Uncertainty, doubts, and skepticism are on the rise as Pakistan inches toward its July 25 parliamentary elections, the most controversial in the country’s democratic history thanks to recurring direct and indirect interference by the powerful military. There exists both hope and despair – hope of a third transfer of power from one elected government to another and despair because of the increasing role of the proverbial “invisible hand” that some observers and political analysts label as the “creeping coup.” Unlike the past, where the military used to pack elected governments through direct interference or pick and choose by acting behind the scenes, this time it is the top judiciary and the accountability department — the National Accountability Bureau (NAB) — standing in the front row and believed to be targeting some, while sparing others.
Allegations from the aggrieved parties seldom get due space and air time in the print and electronic media. This proverbial fourth pillar of the state, once aspired to be the harbinger of change in terms of spreading awareness among the Pakistanis regarding their basic human and constitutional rights, has reportedly come under severe pressure. Pakistan’s media sector is observing the worst kind of self-censorship.

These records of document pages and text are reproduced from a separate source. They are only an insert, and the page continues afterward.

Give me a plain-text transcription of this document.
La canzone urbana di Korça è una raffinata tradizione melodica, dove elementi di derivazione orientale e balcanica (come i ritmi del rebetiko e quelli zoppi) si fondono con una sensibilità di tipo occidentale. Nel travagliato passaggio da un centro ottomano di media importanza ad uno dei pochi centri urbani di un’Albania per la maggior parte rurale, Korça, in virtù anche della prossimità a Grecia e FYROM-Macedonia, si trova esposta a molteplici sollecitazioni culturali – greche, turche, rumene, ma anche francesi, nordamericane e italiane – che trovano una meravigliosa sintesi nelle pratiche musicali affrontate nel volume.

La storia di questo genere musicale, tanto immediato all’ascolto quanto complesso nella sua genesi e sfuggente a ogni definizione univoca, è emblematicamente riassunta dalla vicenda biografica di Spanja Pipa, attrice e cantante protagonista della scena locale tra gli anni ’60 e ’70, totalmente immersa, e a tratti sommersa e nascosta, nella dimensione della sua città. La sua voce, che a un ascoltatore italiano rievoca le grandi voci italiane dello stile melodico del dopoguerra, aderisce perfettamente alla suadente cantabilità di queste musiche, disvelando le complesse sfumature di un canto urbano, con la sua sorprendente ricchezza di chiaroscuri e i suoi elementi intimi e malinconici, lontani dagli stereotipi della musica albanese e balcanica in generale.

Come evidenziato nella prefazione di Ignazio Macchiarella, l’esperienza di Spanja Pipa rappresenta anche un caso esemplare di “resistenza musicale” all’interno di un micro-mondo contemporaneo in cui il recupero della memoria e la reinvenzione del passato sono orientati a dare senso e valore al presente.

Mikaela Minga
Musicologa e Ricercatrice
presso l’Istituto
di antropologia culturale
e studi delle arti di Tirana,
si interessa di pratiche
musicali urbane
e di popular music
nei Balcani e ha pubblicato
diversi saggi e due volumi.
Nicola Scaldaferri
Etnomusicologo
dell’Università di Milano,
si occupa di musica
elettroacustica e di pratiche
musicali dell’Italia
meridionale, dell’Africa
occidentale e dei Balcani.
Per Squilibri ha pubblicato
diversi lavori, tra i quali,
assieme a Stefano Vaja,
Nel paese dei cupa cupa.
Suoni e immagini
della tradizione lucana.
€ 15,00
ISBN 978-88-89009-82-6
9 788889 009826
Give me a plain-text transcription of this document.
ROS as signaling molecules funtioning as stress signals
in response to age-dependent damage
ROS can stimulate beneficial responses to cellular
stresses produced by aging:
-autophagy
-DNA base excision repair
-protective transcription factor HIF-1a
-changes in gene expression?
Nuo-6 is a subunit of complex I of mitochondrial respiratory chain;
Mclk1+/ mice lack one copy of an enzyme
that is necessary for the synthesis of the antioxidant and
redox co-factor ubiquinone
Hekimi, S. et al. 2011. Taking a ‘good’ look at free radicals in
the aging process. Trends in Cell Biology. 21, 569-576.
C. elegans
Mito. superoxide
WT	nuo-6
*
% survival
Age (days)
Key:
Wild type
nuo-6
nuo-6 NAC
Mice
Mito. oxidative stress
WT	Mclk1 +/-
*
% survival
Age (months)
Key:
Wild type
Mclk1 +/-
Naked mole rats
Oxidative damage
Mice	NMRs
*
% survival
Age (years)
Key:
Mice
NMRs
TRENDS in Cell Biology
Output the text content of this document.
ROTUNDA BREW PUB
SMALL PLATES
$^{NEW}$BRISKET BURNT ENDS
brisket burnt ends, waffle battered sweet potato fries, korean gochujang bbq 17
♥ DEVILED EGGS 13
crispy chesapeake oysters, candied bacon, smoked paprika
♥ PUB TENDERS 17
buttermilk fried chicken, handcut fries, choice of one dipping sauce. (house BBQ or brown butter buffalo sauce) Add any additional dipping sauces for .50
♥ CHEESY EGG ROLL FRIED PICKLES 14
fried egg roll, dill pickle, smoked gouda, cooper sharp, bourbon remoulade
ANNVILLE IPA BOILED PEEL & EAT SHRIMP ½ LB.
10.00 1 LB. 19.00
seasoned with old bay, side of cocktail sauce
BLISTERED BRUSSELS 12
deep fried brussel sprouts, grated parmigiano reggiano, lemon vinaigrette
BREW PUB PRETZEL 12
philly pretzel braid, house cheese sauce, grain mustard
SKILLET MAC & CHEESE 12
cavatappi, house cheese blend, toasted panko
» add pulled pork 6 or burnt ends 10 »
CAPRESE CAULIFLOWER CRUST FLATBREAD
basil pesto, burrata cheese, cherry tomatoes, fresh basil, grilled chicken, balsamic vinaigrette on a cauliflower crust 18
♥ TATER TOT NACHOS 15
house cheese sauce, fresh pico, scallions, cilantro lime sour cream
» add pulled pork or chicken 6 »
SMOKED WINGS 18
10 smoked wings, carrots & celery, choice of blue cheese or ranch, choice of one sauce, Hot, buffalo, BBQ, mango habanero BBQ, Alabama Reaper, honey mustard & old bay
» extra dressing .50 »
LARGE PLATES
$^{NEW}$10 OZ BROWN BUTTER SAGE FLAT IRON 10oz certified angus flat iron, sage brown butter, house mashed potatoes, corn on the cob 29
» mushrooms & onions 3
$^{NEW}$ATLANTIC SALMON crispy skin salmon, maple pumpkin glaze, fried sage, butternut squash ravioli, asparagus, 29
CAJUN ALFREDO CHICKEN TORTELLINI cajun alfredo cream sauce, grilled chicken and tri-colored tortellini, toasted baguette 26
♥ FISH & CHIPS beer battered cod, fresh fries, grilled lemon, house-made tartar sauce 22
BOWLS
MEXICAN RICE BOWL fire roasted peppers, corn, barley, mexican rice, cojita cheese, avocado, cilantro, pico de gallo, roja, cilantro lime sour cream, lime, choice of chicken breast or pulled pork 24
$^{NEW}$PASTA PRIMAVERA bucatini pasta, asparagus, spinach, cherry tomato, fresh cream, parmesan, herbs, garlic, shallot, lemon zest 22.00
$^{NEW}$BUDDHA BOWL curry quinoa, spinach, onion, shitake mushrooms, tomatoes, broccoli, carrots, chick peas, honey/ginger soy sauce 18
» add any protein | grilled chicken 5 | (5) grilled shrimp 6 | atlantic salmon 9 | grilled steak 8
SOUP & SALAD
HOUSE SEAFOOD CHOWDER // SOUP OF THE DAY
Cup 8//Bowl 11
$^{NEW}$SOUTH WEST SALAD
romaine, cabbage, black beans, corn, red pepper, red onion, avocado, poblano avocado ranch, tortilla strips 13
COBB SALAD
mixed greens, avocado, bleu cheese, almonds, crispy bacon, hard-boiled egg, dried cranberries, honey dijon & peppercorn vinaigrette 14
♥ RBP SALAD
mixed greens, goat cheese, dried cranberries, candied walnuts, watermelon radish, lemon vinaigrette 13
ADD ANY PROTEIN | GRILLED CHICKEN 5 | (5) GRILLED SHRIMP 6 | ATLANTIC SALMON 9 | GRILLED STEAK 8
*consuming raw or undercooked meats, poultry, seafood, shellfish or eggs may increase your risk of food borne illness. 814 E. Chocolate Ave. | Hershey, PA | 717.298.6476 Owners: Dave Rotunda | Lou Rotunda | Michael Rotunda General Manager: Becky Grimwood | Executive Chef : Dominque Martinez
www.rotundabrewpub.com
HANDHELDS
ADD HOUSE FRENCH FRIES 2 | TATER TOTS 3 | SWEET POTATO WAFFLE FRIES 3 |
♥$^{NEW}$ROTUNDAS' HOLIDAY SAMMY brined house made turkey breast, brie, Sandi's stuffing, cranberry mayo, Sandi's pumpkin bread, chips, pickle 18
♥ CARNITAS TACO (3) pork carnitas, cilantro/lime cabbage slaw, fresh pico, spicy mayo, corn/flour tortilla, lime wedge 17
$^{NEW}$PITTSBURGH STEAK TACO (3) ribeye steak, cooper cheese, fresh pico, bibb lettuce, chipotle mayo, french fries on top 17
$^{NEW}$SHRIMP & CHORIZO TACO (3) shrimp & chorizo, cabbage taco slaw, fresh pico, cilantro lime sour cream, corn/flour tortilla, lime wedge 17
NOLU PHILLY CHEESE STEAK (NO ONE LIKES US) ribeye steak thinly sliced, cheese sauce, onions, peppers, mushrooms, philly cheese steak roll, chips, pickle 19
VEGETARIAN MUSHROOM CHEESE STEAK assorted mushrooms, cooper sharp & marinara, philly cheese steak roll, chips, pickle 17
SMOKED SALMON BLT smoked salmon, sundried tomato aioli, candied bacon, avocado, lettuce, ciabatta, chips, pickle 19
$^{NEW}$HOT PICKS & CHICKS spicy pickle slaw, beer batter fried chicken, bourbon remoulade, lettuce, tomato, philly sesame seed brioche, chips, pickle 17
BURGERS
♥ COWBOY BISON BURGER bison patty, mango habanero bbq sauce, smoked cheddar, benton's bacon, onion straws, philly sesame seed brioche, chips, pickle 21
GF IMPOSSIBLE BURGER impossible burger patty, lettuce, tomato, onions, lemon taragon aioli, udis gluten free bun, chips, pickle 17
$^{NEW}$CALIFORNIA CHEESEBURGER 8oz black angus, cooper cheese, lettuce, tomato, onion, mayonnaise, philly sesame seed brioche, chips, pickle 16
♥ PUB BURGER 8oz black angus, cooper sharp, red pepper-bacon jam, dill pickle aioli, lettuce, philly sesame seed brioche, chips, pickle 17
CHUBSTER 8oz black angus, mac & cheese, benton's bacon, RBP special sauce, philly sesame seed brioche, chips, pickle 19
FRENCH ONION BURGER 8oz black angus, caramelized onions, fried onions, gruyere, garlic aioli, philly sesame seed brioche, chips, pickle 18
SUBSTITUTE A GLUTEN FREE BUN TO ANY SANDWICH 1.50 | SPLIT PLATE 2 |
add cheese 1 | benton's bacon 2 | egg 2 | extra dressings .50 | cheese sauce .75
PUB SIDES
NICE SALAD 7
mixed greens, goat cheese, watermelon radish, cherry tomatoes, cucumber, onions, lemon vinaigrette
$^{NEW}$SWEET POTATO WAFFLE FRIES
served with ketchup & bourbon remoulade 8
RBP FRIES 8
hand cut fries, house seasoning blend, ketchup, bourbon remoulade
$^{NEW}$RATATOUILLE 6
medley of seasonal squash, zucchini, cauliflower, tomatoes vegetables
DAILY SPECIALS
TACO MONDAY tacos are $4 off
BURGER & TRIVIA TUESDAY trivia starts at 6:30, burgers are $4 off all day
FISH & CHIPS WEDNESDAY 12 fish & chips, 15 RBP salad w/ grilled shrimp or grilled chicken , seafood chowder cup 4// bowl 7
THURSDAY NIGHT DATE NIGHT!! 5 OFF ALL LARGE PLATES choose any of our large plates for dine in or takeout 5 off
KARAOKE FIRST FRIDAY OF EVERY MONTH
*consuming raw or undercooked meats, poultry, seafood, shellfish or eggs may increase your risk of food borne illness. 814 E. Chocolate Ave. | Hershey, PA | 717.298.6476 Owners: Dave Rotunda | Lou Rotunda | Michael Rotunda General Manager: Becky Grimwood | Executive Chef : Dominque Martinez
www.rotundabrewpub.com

Some leading newspapers and television channels complain their circulation and broadcasts are being interrupted and their workers harassed because they fail to toe the line of the country’s intelligence agencies regarding the coverage of particular parties, groups, and persons or issues. Desperate to get their message through, the aggrieved parties turn to social media.
One latest example is social media video of a candidate of the Pakistan Muslim League of former premier Nawaz Sharif, who complained that intelligence officials pressured him to withdraw his candidacy and contest the election in an independent capacity.